Zeitgenössische Architektur in Bayern

Bauplan für den Wandel

Urban Mining, Sharing-Communities, Cluster-Wohnungen, Animal-Aided Design? Das sind spannende Ideen und innovative Lösungsansätze für urbane Herausforderungen, die ein neues Buch liefert.

In der U-Bahn oder bei Veranstaltungen gibt es regelmäßig Gedränge, das Verkehrsaufkommen ist ebenso hoch wie die Immobilienpreise, der Lärmpegel und das Stresslevel. Trotzdem leben 78 Prozent der Deutschen in Städten, 79 davon haben mehr als 100.000 Einwohner – Tendenz weiter steigend.

Mehr gelebtes Miteinander

Damit Städte wieder lebenswerter werden, beschäftigt sich Gabriela Beck - ehemalige Redaktionsleiterin von MünchenArchitektur - in ihrem Buch „Wie wir wohnen wollen" mit spannenden Ideen und innovativen Lösungen für urbane Herausforderungen. Zum Beispiel gelebtem Miteinander in engagierten Genossenschaften, inklusiven Vierteln, Mehrgenerationenhäusern oder Cluster-Wohnungen als Gegenbewegung zu sozialer Segregation. Mehr Miteinander entsteht auch durch Sharing-Communities, die sich Werkzeug genauso teilen wie Lastenräder und Autos. Brachflächen, Baulücken und bislang ungenutzte Bereiche können „gärtnerisch und architektonisch gestaltet" zu attraktiven Freiräumen für Begegnungen werden.
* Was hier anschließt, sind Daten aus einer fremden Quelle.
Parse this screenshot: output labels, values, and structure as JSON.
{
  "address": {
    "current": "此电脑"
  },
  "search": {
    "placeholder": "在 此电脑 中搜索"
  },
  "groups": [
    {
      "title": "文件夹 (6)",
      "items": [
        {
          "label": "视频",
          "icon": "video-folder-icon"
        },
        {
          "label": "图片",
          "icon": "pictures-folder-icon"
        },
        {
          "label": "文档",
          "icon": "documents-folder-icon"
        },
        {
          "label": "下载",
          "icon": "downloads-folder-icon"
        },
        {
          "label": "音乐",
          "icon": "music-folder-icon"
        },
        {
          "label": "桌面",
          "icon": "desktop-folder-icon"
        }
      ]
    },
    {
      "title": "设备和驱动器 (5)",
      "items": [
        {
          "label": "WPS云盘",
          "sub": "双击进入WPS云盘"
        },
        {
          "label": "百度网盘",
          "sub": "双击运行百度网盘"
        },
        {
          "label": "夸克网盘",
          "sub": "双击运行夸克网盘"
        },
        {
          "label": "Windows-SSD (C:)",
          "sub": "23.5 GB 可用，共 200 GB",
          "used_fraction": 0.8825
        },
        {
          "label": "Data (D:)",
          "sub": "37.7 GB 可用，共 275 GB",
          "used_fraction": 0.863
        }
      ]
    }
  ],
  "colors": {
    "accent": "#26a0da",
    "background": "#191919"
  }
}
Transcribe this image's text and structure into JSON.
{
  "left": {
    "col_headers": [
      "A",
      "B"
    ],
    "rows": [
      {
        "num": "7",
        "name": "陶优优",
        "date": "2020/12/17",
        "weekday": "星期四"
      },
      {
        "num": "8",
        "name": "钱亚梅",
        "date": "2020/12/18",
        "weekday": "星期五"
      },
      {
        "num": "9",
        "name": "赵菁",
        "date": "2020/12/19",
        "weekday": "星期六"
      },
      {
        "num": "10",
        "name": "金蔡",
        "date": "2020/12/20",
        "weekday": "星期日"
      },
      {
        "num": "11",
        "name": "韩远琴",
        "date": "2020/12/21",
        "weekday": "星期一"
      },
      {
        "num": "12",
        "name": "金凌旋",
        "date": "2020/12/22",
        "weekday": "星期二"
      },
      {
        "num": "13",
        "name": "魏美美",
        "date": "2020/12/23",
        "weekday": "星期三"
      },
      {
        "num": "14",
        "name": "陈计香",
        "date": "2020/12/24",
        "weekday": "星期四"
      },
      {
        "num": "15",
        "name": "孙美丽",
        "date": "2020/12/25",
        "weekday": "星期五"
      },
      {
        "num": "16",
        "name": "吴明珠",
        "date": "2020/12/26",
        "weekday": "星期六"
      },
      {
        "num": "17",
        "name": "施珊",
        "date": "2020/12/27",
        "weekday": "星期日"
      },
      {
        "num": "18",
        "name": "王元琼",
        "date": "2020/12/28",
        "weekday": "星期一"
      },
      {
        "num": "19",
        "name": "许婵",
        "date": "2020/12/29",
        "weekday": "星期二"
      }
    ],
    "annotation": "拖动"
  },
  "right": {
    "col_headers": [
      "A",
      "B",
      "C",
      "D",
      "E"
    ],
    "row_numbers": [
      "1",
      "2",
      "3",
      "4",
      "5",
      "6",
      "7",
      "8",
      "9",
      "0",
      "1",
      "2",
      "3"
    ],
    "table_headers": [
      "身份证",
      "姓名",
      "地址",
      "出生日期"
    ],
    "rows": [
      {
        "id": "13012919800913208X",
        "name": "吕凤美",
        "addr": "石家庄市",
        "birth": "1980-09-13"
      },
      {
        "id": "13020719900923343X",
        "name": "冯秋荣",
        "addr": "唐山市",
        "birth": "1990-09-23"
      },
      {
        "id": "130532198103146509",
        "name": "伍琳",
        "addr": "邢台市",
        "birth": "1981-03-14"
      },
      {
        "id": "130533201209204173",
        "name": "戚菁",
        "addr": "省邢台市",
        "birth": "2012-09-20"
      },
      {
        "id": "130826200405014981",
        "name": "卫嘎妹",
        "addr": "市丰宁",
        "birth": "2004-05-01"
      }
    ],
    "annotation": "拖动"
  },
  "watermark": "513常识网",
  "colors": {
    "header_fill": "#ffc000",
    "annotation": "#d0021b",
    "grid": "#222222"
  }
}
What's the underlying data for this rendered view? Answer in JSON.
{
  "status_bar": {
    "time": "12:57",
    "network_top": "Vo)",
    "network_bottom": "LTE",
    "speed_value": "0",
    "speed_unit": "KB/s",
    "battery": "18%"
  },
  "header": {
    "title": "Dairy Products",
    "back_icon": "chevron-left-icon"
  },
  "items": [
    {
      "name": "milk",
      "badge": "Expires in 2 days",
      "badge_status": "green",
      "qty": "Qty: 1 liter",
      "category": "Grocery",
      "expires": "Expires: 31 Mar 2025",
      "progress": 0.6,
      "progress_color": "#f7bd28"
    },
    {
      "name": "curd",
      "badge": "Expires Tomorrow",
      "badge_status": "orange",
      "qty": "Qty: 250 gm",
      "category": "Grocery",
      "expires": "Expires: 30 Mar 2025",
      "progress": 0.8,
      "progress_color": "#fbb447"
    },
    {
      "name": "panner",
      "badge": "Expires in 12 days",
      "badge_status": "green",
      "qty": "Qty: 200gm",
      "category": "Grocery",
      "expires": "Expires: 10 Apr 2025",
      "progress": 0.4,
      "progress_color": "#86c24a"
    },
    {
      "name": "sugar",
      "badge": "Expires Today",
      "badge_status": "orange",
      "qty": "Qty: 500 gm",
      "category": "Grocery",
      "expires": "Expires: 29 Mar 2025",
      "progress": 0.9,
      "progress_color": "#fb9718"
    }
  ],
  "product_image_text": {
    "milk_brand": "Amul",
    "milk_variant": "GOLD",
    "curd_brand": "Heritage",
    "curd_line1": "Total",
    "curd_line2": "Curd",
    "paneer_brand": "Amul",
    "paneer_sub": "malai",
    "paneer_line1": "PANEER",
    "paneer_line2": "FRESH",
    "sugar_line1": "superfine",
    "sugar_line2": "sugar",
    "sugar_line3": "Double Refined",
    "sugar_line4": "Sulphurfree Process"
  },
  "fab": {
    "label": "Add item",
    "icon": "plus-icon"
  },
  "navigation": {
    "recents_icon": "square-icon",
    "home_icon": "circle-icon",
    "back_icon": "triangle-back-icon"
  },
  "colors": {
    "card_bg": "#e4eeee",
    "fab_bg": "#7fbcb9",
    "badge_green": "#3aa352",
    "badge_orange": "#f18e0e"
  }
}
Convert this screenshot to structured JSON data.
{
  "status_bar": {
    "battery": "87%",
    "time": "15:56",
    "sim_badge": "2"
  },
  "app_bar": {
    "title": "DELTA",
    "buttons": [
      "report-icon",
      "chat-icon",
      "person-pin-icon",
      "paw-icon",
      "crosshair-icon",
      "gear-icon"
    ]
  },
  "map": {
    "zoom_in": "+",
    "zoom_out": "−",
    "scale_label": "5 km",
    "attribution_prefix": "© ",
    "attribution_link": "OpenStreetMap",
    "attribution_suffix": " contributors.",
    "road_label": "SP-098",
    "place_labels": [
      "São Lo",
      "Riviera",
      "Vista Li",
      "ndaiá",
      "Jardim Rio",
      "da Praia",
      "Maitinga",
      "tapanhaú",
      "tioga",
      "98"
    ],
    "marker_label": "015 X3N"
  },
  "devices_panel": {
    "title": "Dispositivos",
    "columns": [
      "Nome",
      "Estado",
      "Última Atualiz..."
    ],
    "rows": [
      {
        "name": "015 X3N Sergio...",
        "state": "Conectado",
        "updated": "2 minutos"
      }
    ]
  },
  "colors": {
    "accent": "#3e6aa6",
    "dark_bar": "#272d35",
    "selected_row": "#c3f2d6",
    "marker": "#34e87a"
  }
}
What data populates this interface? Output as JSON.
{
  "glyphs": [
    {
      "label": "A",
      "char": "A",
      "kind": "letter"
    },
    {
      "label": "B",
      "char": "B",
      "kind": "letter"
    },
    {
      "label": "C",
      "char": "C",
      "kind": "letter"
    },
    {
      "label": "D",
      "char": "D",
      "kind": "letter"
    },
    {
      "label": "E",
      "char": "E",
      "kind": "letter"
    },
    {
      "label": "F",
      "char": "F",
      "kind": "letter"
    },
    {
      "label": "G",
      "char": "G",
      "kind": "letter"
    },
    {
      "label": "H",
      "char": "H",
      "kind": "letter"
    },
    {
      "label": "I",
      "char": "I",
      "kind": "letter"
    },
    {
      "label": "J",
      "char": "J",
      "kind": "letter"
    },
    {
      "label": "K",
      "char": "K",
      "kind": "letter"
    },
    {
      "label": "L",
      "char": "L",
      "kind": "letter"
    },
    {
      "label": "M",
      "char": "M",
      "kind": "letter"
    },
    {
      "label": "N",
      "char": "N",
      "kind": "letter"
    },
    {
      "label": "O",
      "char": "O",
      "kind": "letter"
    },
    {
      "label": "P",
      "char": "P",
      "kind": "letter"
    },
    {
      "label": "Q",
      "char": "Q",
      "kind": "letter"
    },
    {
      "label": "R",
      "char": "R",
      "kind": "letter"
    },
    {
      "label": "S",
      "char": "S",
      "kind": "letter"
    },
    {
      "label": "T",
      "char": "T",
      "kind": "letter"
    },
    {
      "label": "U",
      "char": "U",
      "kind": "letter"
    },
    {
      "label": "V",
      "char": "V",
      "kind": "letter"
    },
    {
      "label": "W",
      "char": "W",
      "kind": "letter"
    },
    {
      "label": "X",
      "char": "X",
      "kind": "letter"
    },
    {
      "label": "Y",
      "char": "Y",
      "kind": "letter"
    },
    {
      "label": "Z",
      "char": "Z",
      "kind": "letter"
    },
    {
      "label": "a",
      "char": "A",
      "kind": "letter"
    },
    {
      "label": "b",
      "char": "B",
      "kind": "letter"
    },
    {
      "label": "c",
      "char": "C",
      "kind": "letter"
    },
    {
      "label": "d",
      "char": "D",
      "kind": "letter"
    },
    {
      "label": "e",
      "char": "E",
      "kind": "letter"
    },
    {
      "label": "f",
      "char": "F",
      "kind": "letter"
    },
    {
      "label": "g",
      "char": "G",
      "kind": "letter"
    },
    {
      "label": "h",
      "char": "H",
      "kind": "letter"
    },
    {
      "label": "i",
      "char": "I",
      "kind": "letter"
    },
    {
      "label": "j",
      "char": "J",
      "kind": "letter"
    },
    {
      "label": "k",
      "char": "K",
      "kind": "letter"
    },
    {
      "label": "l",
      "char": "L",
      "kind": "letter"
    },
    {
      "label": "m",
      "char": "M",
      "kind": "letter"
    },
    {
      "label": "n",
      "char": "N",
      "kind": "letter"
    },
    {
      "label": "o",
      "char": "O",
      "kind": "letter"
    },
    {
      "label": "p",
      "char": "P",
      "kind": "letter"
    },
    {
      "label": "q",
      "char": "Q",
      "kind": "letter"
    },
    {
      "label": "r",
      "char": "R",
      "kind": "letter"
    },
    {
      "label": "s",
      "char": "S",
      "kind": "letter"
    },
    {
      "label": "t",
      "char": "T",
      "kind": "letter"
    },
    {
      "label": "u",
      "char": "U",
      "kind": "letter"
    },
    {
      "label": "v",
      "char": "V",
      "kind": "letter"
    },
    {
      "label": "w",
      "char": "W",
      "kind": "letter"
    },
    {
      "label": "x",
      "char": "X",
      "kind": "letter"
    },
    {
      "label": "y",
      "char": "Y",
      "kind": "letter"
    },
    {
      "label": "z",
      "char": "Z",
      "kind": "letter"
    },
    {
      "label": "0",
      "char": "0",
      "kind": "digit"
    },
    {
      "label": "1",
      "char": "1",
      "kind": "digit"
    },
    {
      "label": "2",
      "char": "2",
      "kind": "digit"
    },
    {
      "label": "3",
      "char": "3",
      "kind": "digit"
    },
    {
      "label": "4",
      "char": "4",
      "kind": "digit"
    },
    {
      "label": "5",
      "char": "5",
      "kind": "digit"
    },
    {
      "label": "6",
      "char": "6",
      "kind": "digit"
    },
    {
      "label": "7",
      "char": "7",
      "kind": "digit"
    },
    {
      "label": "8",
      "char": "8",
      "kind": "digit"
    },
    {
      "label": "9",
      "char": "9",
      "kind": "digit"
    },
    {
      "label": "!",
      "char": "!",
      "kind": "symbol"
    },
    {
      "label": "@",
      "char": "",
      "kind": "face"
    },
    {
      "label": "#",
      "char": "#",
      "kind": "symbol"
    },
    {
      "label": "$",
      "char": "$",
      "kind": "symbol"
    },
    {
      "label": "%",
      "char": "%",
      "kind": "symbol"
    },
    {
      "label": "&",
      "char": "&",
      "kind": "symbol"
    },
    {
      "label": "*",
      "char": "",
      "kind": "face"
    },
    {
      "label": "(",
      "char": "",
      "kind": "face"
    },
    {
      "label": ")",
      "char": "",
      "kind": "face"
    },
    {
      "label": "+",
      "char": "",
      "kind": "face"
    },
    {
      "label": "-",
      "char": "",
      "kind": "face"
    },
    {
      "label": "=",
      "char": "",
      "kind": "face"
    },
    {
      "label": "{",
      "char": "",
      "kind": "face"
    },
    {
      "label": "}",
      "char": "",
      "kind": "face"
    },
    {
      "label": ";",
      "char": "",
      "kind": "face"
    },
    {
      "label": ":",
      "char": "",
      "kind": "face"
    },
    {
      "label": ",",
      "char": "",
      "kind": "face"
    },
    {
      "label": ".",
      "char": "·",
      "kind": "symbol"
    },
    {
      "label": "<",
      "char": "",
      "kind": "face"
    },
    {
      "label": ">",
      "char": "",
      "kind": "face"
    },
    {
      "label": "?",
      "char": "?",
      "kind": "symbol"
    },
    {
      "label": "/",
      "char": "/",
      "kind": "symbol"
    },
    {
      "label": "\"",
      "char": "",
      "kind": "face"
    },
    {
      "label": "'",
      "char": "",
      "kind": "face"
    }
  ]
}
Antworten auf den Klimawandel

Auch wenn es sich nur um „Grüne Nischen im Taschenformat" handelt – jede von ihnen schafft ein Gegengewicht zu versiegelten Flächen, dichter Bebauung und vielbefahrenen Straßenzügen. Extensives Gebäudegrün, egal ob auf den Dach oder an der Fassade, filtert Feinstaub aus der Luft, produziert Sauerstoff, spendet Schatten und speichert Niederschlagswasser – lauter wichtige Antworten auf den Klimawandel. Mehr Grün kommt ebenfalls der Artenvielfalt zugute, ganz gezielt macht sich Animal-Aided Design für sie stark, indem bei Bauvorhaben bewusst Biotope für Eichhörnchen, Schmetterlinge und Singvögel integriert werden.

Reduce, Reuse, Recyle

Nachhaltig bauen und wohnen – dazu trägt laut Gabriela Beck ebenfalls eine Umstellung auf Kreislaufwirtschaft bei. Auf dem Weg zu ihr löst das „Reduce, Reuse, Recyle"-Prinzip Schritt für Schritt eine ressourcenvergeudende Wegwerfgesellschaft ab. Es versteht Städte als „ein riesiges Materiallager, das wir uns durch Urban Mining zunutze machen können" – Materialien werden wiederverwendet, ungenutzte Bürogebäude zu Wohnungen umgewidmet, die Abwärme von Rechenzentren wird zum Heizen von Wohnquartieren genutzt.

Reallabore für Experimente

Summa summarum plädiert Gabriela Beck dafür, „Orte, Gebäude und Infrastrukturen öfter als Reallabore zu betrachten. Und Experimente zuzulassen. Wir sollten das Prinzip des Versuchens, Scheiterns und Lernens wertschätzen und damit die Tatsache, dass eine gesunde Fehlerkultur eine Stadt nachhaltig zu einem besseren Ort machen kann." In acht Kapiteln erklärt die Diplom-Ingenieurin für Architektur mit Schwerpunkt Stadtplanung und Fachjournalistin, wo wir dafür anpacken müssen – ein informativer, gut lesbarer und motivierender „Bauplan für den Wandel."